Identification of genes regulated by SOX17 during mammalian endoderm differentiation

Embryonic stem (ES) cells have the capacity to produce all cell types of the adult organism. A major goal of ES cell research is to differentiate them to specific cell types at high efficiency. Hepatocytes differentiated from ES cells could be used for cellular therapies or in vitro drug toxicity studies. Endoderm adjacent to the developing heart is induced to differentiate to hepatocytes by growth factors secreted from the cardiogenic mesoderm and the septum transversum mesenchyme. We cultured ES cells with these growth factors to direct them to a hepatocyte fate. After 18 days of differentiation, cultures expressed terminally differentiated hepatocyte markers. Using a dye that is selectively metabolized by hepatocytes, we observed that hepatocyte differentiation only occurs adjacent to cardiac contractile regions as occurs during normal development. We attempted to increase the efficiency of hepatocyte differentiation by increasing the amount of endoderm produced. However, specific markers of endoderm were lacking and we were limited to using Sox17 expression to assess endoderm formation in our cultures.;SOX17 is a transcription factor necessary for endoderm formation in multiple species. We used chromatin immunoprecipitation to generate markers of endoderm by identifying targets of SOX17 during endoderm differentiation. We identified novel regions regulated by SOX17 including a region in the first intron of zinc finger protein 202 (Zfp202), a region 3.5kb upstream of Tdgf1 (Cripto) and a region in the fourth intron of Wnt3. Further analysis of these regions demonstrated SOX17 binding to sites in these regions.;The region associated with Zfp202 activates transcription in heterologous promoter assays. This activation is dependent on a functional SOX17 site.
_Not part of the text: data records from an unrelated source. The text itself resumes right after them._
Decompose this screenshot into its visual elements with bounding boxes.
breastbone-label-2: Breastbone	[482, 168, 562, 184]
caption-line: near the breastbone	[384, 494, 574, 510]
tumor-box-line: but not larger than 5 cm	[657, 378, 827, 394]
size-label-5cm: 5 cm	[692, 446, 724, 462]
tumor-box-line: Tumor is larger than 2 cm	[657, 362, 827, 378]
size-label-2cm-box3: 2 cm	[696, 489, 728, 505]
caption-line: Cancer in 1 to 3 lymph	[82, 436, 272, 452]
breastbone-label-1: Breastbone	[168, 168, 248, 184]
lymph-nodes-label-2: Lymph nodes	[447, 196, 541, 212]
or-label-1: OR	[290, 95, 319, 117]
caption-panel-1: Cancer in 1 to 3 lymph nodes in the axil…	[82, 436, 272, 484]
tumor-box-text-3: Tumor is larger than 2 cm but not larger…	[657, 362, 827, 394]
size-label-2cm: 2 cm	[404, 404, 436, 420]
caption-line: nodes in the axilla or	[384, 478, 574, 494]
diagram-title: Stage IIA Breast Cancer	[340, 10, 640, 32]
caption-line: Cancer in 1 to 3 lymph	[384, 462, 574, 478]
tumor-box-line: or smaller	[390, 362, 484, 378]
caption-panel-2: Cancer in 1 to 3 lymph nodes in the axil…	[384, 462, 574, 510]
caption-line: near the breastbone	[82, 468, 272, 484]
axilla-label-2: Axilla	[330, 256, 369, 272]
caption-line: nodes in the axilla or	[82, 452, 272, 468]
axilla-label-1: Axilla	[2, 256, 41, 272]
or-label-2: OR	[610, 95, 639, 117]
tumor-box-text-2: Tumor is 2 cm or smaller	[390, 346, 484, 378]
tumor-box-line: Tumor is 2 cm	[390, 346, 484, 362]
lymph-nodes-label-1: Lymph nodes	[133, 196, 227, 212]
Furthermore, Sox17 and Zfp202 co-expression in mouse embryos in the anterior foregut endoderm is consistent with SOX17 activation of Zfp202.;Two SOX17 sites within the region upstream of Cripto and one in the last intron of Wnt3 are involved in transcriptional repression. Sox17 expression did not overlap with Cripto or Wnt3 expression during normal development. This identifies a previously unknown role for SOX17 in transcriptional repression. This is the first unbiased identification of SOX17 binding regions which may further elucidate the molecular mechanisms of endoderm differentiation.